Philippine shares finished mostly lower, despite some strong first-quarter earnings results released during the day, as sentiment leaned more toward foreign funds’ reaction to the US Fed chair Janet Yellen’s warning about high valuations and market unease over the Greek debt deal.
The benchmark Philippine Stock Exchange index (PSEi) shed 57.37 points, or 0.73 percent to close at 7,816.27. The wider All Shares index lost 26.06 points, or 0.57 percent to 4,515.92.
Astro del Castillo, managing director of First Grade Finance Inc., said the market was dragged by anxiety over fund managers who were “realigning their portfolios” with negative news affecting markets worldwide.
“The decline was more [due to]external events— the European and Greek concerns, uncertainty on the Fed statement, higher oil prices and others. It seems like the global fund managers are realigning their portfolios,” del Castillo said in a brief phone interview.
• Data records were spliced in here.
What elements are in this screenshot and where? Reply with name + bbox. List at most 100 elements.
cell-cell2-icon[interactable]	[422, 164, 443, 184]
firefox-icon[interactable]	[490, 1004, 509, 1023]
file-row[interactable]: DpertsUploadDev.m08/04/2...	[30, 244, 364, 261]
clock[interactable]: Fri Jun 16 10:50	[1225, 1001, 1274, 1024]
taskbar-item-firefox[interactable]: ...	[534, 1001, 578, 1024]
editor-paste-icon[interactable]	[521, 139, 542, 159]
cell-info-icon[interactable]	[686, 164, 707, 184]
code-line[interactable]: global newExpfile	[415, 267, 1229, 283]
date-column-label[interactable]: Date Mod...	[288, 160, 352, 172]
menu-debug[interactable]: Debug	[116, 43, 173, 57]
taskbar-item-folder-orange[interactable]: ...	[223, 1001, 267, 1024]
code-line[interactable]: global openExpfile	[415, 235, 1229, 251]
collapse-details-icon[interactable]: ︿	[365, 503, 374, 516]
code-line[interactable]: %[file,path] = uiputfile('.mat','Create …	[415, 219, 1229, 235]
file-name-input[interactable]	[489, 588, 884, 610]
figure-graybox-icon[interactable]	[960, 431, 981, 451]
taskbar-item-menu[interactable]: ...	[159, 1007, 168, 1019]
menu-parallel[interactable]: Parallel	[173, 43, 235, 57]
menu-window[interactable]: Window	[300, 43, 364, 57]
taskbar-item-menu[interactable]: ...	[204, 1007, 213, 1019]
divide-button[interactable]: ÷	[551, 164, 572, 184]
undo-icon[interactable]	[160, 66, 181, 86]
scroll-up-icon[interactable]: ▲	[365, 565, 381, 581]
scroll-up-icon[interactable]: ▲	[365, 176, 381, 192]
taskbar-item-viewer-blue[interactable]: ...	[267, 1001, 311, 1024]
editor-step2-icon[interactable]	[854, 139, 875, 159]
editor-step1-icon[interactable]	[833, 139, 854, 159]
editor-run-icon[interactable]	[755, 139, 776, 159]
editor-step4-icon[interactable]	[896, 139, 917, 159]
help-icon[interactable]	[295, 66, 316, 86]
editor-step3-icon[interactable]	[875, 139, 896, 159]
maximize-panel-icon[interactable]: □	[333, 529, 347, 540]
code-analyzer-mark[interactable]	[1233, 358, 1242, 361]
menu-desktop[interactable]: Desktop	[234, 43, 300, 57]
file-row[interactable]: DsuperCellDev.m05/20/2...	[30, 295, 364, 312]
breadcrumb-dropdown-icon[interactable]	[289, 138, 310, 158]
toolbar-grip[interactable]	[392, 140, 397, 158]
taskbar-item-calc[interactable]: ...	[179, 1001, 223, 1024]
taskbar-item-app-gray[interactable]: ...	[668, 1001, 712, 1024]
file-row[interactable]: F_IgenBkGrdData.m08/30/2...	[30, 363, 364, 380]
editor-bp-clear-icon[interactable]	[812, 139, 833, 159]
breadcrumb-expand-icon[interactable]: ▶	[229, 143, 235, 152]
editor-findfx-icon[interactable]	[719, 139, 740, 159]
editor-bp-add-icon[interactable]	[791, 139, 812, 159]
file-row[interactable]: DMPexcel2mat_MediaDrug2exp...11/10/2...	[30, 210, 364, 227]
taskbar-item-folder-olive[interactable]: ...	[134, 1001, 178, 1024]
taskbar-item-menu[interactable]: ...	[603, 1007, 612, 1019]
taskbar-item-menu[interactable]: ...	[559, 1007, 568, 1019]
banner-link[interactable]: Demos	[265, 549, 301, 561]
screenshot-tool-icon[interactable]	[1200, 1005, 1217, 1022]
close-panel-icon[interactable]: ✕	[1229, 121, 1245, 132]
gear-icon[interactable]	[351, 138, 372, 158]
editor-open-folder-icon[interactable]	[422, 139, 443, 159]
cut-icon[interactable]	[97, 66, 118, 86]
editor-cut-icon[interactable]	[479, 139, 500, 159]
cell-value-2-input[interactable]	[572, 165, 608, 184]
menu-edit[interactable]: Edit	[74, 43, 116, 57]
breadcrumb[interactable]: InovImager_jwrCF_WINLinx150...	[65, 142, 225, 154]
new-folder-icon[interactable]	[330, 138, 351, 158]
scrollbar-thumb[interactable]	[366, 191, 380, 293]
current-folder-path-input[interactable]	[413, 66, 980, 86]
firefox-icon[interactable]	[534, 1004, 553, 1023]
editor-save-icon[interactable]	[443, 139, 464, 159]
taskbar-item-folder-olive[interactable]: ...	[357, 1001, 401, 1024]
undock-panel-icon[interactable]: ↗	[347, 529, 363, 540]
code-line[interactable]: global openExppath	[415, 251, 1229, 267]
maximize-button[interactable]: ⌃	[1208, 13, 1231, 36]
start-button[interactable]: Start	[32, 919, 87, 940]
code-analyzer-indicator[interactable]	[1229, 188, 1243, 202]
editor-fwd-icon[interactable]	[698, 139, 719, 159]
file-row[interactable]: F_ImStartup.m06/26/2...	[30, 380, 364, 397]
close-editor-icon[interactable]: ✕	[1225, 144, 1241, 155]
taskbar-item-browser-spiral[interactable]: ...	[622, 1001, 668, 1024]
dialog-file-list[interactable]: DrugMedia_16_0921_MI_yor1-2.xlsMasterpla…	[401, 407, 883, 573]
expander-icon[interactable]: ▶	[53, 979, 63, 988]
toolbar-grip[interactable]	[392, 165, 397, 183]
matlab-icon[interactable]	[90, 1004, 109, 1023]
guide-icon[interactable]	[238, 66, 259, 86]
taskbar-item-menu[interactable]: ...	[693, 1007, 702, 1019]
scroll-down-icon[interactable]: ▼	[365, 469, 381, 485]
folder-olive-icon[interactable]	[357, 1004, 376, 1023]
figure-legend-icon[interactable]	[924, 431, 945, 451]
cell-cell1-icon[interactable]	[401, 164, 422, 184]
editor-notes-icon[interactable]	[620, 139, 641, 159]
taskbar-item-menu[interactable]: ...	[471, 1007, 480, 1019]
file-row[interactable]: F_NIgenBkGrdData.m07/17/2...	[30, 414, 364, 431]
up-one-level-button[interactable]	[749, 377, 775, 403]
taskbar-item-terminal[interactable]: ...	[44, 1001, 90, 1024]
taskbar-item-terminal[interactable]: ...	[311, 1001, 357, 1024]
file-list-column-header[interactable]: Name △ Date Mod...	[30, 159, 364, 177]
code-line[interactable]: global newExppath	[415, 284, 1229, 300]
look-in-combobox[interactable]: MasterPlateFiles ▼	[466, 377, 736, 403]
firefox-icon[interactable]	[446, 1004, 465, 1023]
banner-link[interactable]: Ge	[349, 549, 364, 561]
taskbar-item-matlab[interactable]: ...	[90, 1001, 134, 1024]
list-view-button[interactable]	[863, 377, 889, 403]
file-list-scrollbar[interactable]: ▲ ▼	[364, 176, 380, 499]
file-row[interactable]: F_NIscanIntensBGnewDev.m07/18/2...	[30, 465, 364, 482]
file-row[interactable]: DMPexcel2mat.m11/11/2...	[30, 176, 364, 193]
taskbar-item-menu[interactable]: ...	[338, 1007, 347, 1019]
Some of the favorable first-quarter corporate earnings that were released within the day include ABS-CBN Corp. and Security Bank Corp.
Except for property, mining and oils— which posted gains—most of the sectors fell, led by services, which lost 1.39 percent.
Among the actively traded stocks, Jollibee Foods Corp. ended flat, Nickel Asia Corp. advanced, while the rest declined. Top losers were BDO Unibank Inc., Bank of the Philippine Islands, Universal Robina Corp., Alliance Global Group Inc., Energy Development Corp., GT Capital Holdings Inc., and Philippine Long Distance Telephone Company.
A total of 2.07 billion shares were traded on Thursday, valued at P13.08 billion. Decliners outnumbered advancers 126 to 58, while 47 issues were unchanged.
On Wednesday, the benchmark stock index lost 45.57 points or 0.58 percent to 7,873.64, while the All Shares index shed 10.25 points or 0.23 percent to close 4,541.98.